Since it is denser, we recommend that you slowly add lupin flour until you get the right consistency in a batter or dough.
7. Quinoa Flour
This is another great substitute for soybean as it is way healthier and can add a strong aromatic flavor to any recipe.
Depending on the flour requirement, you can either substitute it using a 1:1 ratio or use it in smaller quantities to tame its flavor.
Either way, quinoa flour can help make crispy pastries, fluffy cakes, and it can produce one of the most amazing pancakes in the context of flavor, nutrition, and consistency!
Many other types of flours can substitute soybean – and by using the drying and grinding strategy, you can turn any plant-based ingredient into flour!
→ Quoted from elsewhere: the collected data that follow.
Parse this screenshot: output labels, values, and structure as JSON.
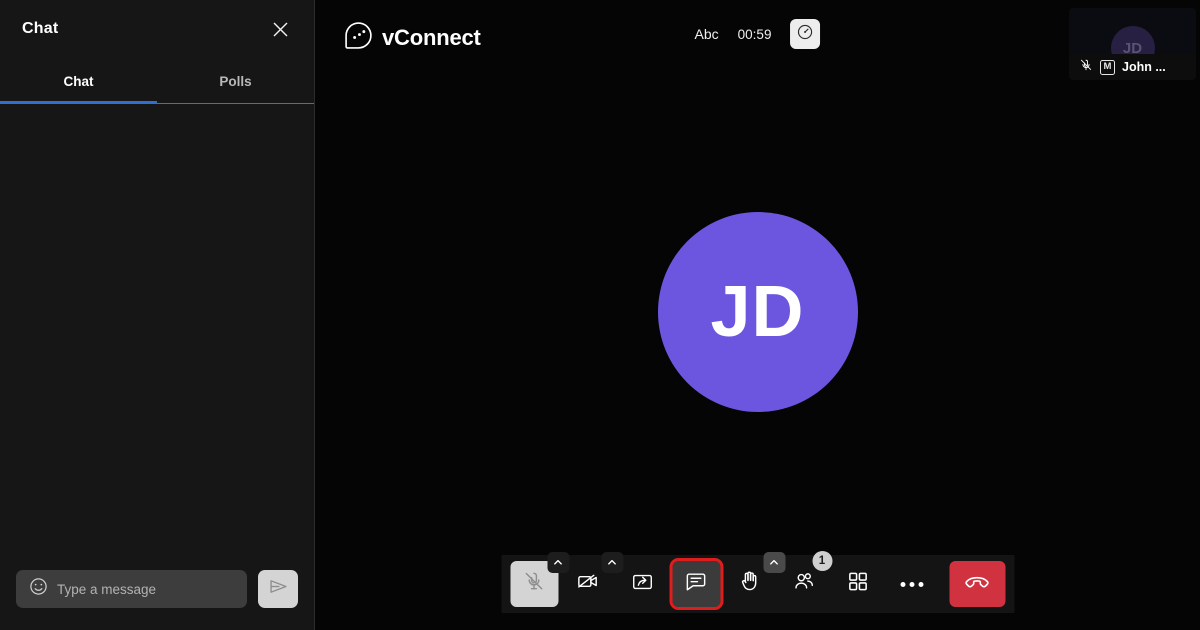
{
  "chat_panel": {
    "title": "Chat",
    "close_icon": "close-icon",
    "tabs": [
      {
        "label": "Chat",
        "active": true
      },
      {
        "label": "Polls",
        "active": false
      }
    ],
    "messages": [],
    "composer": {
      "emoji_icon": "emoji-smiley-icon",
      "placeholder": "Type a message",
      "value": "",
      "send_icon": "send-paper-plane-icon"
    }
  },
  "topbar": {
    "logo_icon": "vconnect-speech-bubble-logo",
    "brand": "vConnect",
    "caption_label": "Abc",
    "timer": "00:59",
    "quality_icon": "network-quality-gauge-icon"
  },
  "thumbnail": {
    "initials": "JD",
    "mic_icon": "microphone-muted-icon",
    "moderator_badge": "M",
    "name": "John ..."
  },
  "stage": {
    "speaker_initials": "JD"
  },
  "controls": [
    {
      "name": "microphone-button",
      "icon": "microphone-muted-icon",
      "state": "muted",
      "has_chevron": true,
      "label": ""
    },
    {
      "name": "camera-button",
      "icon": "camera-off-icon",
      "state": "off",
      "has_chevron": true,
      "label": ""
    },
    {
      "name": "share-screen-button",
      "icon": "share-screen-icon",
      "state": "default",
      "has_chevron": false,
      "label": ""
    },
    {
      "name": "chat-button",
      "icon": "chat-bubble-icon",
      "state": "focused",
      "has_chevron": false,
      "label": ""
    },
    {
      "name": "raise-hand-button",
      "icon": "raise-hand-icon",
      "state": "default",
      "has_chevron": true,
      "label": ""
    },
    {
      "name": "participants-button",
      "icon": "participants-icon",
      "state": "default",
      "has_chevron": false,
      "badge": "1",
      "label": ""
    },
    {
      "name": "layout-grid-button",
      "icon": "grid-layout-icon",
      "state": "default",
      "has_chevron": false,
      "label": ""
    },
    {
      "name": "more-options-button",
      "icon": "more-horizontal-icon",
      "state": "default",
      "has_chevron": false,
      "label": ""
    },
    {
      "name": "end-call-button",
      "icon": "end-call-handset-icon",
      "state": "danger",
      "has_chevron": false,
      "label": ""
    }
  ],
  "colors": {
    "accent_purple": "#6c56e0",
    "tab_indicator_blue": "#2f6fd0",
    "focus_red": "#e01d1d",
    "end_call_red": "#d0333f",
    "panel_bg": "#161616",
    "stage_bg": "#050505",
    "toolbar_bg": "#141414"
  }
}
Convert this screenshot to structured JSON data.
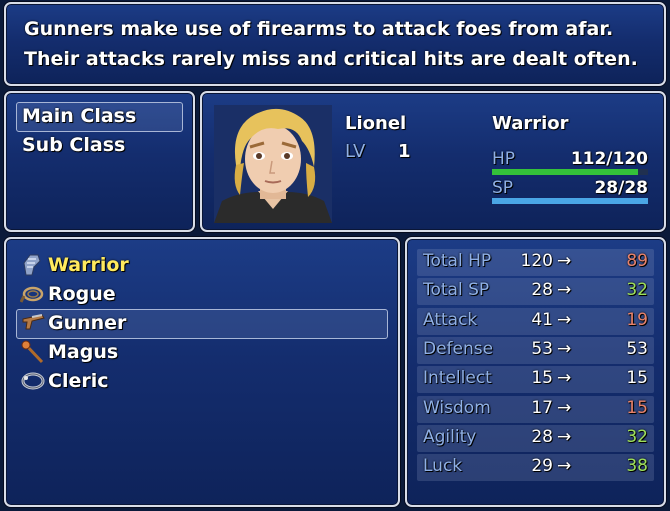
{
  "help": {
    "line1": "Gunners make use of firearms to attack foes from afar.",
    "line2": "Their attacks rarely miss and critical hits are dealt often."
  },
  "class_menu": {
    "items": [
      "Main Class",
      "Sub Class"
    ],
    "selected_index": 0
  },
  "actor": {
    "name": "Lionel",
    "level_label": "LV",
    "level": "1",
    "class": "Warrior",
    "hp_label": "HP",
    "hp": "112/120",
    "hp_fraction": 0.933,
    "sp_label": "SP",
    "sp": "28/28",
    "sp_fraction": 1.0,
    "hp_color": "#34c23a",
    "sp_color": "#4aa6e6"
  },
  "class_list": {
    "items": [
      {
        "label": "Warrior",
        "icon": "gauntlet-icon",
        "highlight": true
      },
      {
        "label": "Rogue",
        "icon": "whip-icon",
        "highlight": false
      },
      {
        "label": "Gunner",
        "icon": "gun-icon",
        "highlight": false
      },
      {
        "label": "Magus",
        "icon": "staff-icon",
        "highlight": false
      },
      {
        "label": "Cleric",
        "icon": "ring-icon",
        "highlight": false
      }
    ],
    "selected_index": 2,
    "highlight_color": "#ffea5e"
  },
  "params": {
    "arrow": "→",
    "rows": [
      {
        "name": "Total HP",
        "current": "120",
        "new": "89",
        "change": "down"
      },
      {
        "name": "Total SP",
        "current": "28",
        "new": "32",
        "change": "up"
      },
      {
        "name": "Attack",
        "current": "41",
        "new": "19",
        "change": "down"
      },
      {
        "name": "Defense",
        "current": "53",
        "new": "53",
        "change": "same"
      },
      {
        "name": "Intellect",
        "current": "15",
        "new": "15",
        "change": "same"
      },
      {
        "name": "Wisdom",
        "current": "17",
        "new": "15",
        "change": "down"
      },
      {
        "name": "Agility",
        "current": "28",
        "new": "32",
        "change": "up"
      },
      {
        "name": "Luck",
        "current": "29",
        "new": "38",
        "change": "up"
      }
    ],
    "colors": {
      "up": "#9ee05a",
      "down": "#e8826a",
      "same": "#ffffff"
    }
  }
}
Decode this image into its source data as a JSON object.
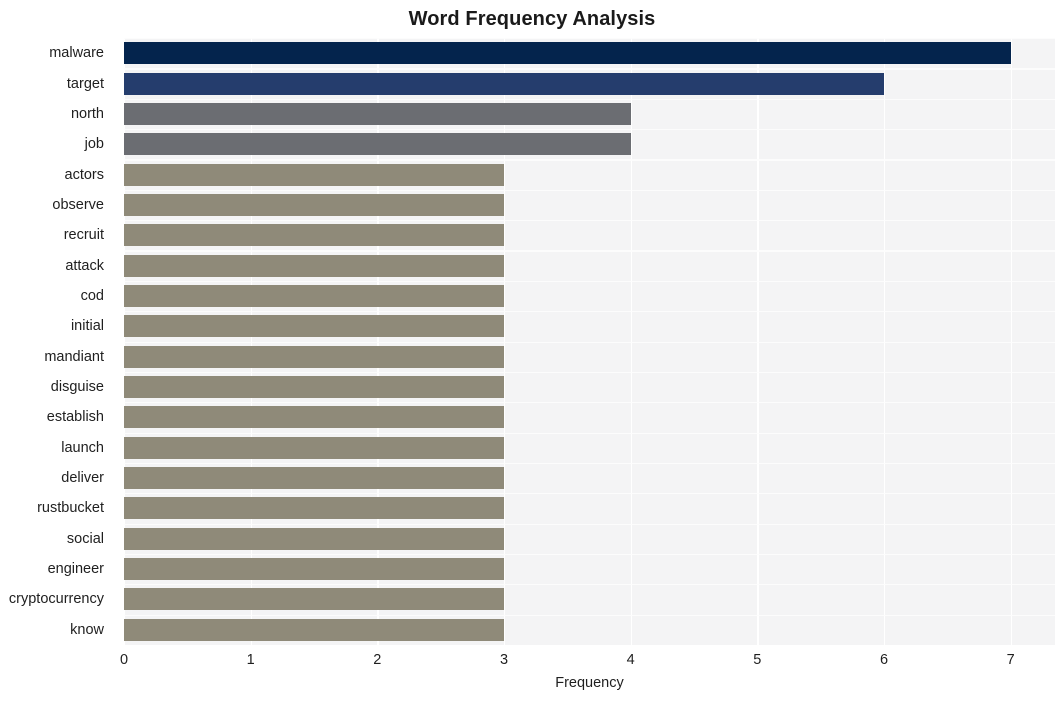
{
  "chart_data": {
    "type": "bar",
    "orientation": "horizontal",
    "title": "Word Frequency Analysis",
    "xlabel": "Frequency",
    "ylabel": "",
    "xlim": [
      0,
      7.35
    ],
    "xticks": [
      0,
      1,
      2,
      3,
      4,
      5,
      6,
      7
    ],
    "xticklabels": [
      "0",
      "1",
      "2",
      "3",
      "4",
      "5",
      "6",
      "7"
    ],
    "grid": true,
    "legend": null,
    "categories": [
      "malware",
      "target",
      "north",
      "job",
      "actors",
      "observe",
      "recruit",
      "attack",
      "cod",
      "initial",
      "mandiant",
      "disguise",
      "establish",
      "launch",
      "deliver",
      "rustbucket",
      "social",
      "engineer",
      "cryptocurrency",
      "know"
    ],
    "values": [
      7,
      6,
      4,
      4,
      3,
      3,
      3,
      3,
      3,
      3,
      3,
      3,
      3,
      3,
      3,
      3,
      3,
      3,
      3,
      3
    ],
    "bar_colors": [
      "#04244d",
      "#253d6d",
      "#6b6d72",
      "#6b6d72",
      "#8f8a79",
      "#8f8a79",
      "#8f8a79",
      "#8f8a79",
      "#8f8a79",
      "#8f8a79",
      "#8f8a79",
      "#8f8a79",
      "#8f8a79",
      "#8f8a79",
      "#8f8a79",
      "#8f8a79",
      "#8f8a79",
      "#8f8a79",
      "#8f8a79",
      "#8f8a79"
    ],
    "plot_background": "#f4f4f5",
    "figure_background": "#ffffff",
    "gridline_color": "#ffffff",
    "text_color": "#1f1f1f"
  }
}
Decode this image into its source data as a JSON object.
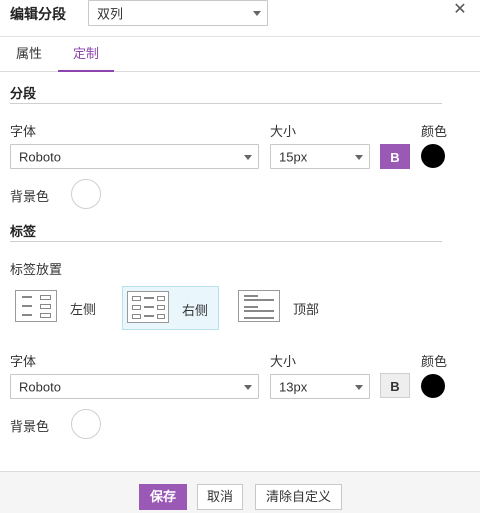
{
  "header": {
    "title": "编辑分段",
    "layout_select": "双列",
    "close_icon": "close-icon"
  },
  "tabs": [
    {
      "label": "属性",
      "active": false
    },
    {
      "label": "定制",
      "active": true
    }
  ],
  "accent_color": "#9b59b6",
  "segment": {
    "title": "分段",
    "font_label": "字体",
    "font_value": "Roboto",
    "size_label": "大小",
    "size_value": "15px",
    "bold_label": "B",
    "bold_active": true,
    "color_label": "颜色",
    "color_value": "#000000",
    "bg_label": "背景色",
    "bg_value": "#ffffff"
  },
  "tag": {
    "title": "标签",
    "placement_label": "标签放置",
    "placements": [
      {
        "label": "左侧",
        "icon": "label-left-icon",
        "selected": false
      },
      {
        "label": "右侧",
        "icon": "label-right-icon",
        "selected": true
      },
      {
        "label": "顶部",
        "icon": "label-top-icon",
        "selected": false
      }
    ],
    "font_label": "字体",
    "font_value": "Roboto",
    "size_label": "大小",
    "size_value": "13px",
    "bold_label": "B",
    "bold_active": false,
    "color_label": "颜色",
    "color_value": "#000000",
    "bg_label": "背景色",
    "bg_value": "#ffffff"
  },
  "footer": {
    "save": "保存",
    "cancel": "取消",
    "clear": "清除自定义"
  }
}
Now that you know the best substitutes for soybean flour, here are some related questions!
What is the best soybean flour substitute for baking?
If we are only talking about baking, then rice and lupin flour will make for excellent substitutes.
Also, if you don’t have dietary restrictions then you should opt for plain wheat flour when possible since it will provide a familiar flavor and texture.
Can chickpea flour be used as an all-purpose flour?
Compared to soybean flour, chickpea flour is similar and can easily substitute it in every recipe that calls for soybean flour.
This makes it an excellent all-purpose flour that can also, in theory, replace every other flour on our list too. One cup of soybean flour can be substituted with one cup of chickpea flour (1:1 ratio) in most recipes!